Assemblée nationale, Commission des affaires économiques - Table ronde sur le thème « Innovation et agriculture »

Niveau juridique : France

Cette table ronde a réuni, le 15-03-2016, MM. Jean-Marc Bournigal, président-directeur général de l’Institut national de recherche en sciences et technologies pour l’environnement et l’agriculture (IRSTEA), François Houllier, président-directeur général de l’Institut national de la recherche agronomique (INRA), et Philippe Lecouvey, directeur général de l’Association coordination technique agricole (ACTA), co-auteurs du rapport « Agriculture Innovation 2025 : 30 projets pour une agriculture compétitive et respectueuse de l’environnement »

Extraits choisis du compte-rendu:

  • M. François Houllier, président-directeur général de l’Institut national de la recherche agronomique (INRA): « J’insisterai pour finir sur trois sujets particuliers qui me tiennent à cœur.

Tout d’abord le sol, le climat, l’adaptation au changement climatique. Des recherches très en amont et tout à fait nouvelles sont en cours sur la biologie des sols, ce que nous n’étions pas capables de faire il y a cinq ou dix ans. Jusqu’à présent, nous avions une approche très physique des sols, alors qu’aujourd’hui on peut avoir une approche de la biodiversité des sols. Cela génère des services, de l’emploi, de l’activité, par exemple en termes d’analyse de la qualité des sols vue sous l’angle biologique. En matière d’adaptation au changement climatique, on peut développer de nouveaux services, par exemple en couplant des modèles de prédiction des cultures, des modèles d’élevage avec des modèles climatiques issus de la météorologie nationale. Voilà un type de projet particulier que nous avons voulu défendre.

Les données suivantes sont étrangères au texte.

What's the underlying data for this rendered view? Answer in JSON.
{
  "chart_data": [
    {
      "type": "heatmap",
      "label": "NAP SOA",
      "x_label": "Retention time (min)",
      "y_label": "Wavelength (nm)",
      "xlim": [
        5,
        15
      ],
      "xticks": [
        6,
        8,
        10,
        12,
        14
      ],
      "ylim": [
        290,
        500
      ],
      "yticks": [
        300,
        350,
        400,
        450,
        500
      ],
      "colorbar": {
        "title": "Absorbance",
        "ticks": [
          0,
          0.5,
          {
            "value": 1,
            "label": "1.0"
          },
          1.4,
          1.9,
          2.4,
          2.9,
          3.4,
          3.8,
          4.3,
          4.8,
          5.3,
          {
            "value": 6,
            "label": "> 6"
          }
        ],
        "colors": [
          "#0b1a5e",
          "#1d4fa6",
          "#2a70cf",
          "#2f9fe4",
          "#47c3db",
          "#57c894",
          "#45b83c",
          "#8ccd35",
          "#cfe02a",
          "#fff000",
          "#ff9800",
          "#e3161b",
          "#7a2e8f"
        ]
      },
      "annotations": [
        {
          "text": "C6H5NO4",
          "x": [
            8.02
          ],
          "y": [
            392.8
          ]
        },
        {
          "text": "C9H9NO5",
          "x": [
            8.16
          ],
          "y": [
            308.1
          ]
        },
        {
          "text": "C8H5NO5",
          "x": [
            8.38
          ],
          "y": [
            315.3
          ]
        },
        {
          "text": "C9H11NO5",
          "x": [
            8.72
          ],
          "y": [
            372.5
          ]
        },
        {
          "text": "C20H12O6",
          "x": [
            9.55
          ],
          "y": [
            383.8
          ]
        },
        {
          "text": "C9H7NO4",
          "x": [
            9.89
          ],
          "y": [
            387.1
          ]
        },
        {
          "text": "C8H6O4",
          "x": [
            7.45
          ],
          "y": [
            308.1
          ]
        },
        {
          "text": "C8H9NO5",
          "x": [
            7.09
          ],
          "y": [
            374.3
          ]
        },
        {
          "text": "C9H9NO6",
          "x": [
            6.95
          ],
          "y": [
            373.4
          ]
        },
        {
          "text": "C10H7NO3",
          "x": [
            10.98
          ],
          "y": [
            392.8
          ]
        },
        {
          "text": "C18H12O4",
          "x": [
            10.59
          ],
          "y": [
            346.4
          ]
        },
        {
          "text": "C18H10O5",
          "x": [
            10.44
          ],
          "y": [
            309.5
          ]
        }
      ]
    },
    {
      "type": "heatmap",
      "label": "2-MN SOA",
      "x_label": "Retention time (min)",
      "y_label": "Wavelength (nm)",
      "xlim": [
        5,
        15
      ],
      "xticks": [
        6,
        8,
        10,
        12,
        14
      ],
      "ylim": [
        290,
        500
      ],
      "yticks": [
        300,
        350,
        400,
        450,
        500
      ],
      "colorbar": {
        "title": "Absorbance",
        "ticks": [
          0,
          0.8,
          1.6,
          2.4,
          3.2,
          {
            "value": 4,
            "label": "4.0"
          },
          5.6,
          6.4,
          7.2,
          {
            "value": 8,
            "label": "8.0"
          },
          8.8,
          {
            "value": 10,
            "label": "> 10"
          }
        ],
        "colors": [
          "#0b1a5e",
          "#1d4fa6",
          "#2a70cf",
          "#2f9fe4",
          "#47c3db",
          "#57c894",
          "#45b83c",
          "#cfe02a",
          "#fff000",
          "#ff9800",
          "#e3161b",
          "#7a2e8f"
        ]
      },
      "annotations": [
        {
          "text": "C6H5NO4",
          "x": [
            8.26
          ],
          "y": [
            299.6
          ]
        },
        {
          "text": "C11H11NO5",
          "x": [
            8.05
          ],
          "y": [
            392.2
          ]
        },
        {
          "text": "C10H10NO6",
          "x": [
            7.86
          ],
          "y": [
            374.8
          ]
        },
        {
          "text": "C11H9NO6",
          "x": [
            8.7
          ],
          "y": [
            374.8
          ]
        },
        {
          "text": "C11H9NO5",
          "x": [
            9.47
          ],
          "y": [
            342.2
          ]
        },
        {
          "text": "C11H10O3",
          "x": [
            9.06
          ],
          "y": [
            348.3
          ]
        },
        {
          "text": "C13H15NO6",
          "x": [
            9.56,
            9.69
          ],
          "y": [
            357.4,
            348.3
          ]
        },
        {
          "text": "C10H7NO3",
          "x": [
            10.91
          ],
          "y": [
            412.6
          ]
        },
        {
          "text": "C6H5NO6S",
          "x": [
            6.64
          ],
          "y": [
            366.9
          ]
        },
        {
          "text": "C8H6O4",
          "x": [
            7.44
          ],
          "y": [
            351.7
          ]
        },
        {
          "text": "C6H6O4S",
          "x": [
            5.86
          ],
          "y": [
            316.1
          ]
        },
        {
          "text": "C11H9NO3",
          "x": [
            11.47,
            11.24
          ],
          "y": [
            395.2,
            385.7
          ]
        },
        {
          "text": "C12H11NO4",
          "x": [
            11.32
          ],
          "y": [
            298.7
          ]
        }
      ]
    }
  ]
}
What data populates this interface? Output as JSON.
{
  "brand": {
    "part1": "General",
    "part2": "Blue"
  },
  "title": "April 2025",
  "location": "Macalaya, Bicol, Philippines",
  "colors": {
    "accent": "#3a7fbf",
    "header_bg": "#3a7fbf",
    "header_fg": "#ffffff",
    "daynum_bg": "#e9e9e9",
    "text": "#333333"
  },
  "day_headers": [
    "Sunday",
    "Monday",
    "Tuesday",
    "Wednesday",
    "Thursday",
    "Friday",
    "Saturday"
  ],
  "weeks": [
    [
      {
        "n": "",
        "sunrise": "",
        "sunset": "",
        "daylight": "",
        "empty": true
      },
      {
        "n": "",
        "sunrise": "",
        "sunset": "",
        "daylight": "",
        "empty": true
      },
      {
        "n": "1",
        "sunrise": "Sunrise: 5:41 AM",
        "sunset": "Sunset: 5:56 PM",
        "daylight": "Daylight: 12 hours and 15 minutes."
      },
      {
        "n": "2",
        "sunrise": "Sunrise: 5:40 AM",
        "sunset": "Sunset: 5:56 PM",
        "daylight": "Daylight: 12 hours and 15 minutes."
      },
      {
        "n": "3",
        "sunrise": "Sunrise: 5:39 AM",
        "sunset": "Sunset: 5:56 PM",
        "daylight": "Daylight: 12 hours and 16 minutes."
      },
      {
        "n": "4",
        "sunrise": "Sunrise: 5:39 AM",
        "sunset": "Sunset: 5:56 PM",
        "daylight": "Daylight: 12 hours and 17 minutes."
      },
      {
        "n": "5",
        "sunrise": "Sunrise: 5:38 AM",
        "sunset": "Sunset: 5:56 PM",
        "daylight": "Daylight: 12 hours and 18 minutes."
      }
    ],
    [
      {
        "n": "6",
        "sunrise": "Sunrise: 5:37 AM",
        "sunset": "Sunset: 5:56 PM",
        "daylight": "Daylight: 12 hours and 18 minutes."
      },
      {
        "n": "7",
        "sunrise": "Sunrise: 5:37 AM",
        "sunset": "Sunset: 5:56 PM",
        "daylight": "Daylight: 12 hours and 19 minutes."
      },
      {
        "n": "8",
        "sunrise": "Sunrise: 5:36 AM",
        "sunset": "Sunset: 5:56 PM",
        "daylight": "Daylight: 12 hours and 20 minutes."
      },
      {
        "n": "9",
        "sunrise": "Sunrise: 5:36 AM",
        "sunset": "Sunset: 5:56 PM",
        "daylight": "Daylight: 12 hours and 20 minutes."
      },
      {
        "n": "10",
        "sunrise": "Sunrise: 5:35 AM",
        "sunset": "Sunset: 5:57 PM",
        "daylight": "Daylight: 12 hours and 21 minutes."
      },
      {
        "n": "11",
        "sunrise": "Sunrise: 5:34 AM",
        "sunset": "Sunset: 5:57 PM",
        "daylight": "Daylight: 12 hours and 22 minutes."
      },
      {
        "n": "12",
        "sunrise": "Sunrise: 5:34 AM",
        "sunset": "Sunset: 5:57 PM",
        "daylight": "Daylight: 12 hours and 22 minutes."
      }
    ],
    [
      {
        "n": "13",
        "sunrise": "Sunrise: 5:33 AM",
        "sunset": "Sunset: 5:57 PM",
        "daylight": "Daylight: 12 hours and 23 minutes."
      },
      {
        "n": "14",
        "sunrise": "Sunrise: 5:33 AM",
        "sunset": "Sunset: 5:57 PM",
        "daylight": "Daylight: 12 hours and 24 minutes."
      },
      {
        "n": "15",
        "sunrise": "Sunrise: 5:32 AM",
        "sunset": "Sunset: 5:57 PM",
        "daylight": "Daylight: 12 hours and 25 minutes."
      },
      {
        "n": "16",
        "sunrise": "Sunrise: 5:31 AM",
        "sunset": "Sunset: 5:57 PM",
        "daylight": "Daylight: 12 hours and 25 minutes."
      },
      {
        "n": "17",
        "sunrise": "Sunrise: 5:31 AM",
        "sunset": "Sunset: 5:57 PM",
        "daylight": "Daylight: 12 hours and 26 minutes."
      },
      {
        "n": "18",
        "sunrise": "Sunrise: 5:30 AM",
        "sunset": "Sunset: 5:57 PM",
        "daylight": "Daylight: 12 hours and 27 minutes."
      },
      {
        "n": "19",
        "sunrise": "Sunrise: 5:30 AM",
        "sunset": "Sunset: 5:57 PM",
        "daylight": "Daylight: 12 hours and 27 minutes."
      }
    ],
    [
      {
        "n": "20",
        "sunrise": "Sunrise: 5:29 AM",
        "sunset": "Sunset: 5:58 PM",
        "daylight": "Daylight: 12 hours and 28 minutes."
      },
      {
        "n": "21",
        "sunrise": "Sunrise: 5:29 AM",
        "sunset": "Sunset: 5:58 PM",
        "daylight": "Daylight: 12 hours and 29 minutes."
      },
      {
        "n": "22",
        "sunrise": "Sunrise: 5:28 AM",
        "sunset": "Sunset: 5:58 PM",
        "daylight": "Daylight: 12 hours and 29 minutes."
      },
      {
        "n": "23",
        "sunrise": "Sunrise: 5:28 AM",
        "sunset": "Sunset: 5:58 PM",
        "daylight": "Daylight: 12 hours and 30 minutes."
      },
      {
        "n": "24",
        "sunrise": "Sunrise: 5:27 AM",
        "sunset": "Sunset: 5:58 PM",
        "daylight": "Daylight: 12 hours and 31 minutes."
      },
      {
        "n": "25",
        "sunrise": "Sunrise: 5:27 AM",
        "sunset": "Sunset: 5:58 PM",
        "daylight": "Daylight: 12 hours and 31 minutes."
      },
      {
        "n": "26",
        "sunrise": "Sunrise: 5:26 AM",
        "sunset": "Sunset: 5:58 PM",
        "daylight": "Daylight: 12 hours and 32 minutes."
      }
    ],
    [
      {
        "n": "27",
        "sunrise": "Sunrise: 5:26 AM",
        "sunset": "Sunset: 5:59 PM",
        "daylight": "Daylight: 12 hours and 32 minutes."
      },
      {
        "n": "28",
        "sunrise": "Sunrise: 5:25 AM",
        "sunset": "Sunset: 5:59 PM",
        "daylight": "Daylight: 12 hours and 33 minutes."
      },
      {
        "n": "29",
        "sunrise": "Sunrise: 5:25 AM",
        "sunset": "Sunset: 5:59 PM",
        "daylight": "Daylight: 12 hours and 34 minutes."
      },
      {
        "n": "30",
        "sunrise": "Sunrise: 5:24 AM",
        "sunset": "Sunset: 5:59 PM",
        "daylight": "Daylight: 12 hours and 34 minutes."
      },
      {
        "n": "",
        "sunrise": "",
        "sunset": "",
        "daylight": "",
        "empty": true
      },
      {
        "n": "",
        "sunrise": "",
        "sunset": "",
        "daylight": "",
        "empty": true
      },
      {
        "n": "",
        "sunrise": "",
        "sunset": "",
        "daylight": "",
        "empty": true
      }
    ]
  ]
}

Deuxième sujet, le biocontrôle en tant que méthode alternative à l’usage d’intrants chimiques ou de produits de synthèse. Toute une série d’activités conduisent la recherche publique et les acteurs privés à travailler de plus en plus ensemble, les acteurs privés étant aussi bien des petites et moyennes entreprises susceptibles d’être rachetées que des grands groupes qui sont déjà installés. Une activité est en train de se développer pour rechercher des méthodes alternatives aux produits de synthèse, aussi bien en nutrition animale qu’en protection des cultures. Nous pensons que c’est un secteur d’avenir. Certes, ce n’est pas un grand secteur économique puisqu’il ne représente encore qu’une centaine de millions d’euros de chiffre d’affaires, mais c’est un domaine en forte croissance et sur lequel il y a à la fois de la R & D et de la concentration économique.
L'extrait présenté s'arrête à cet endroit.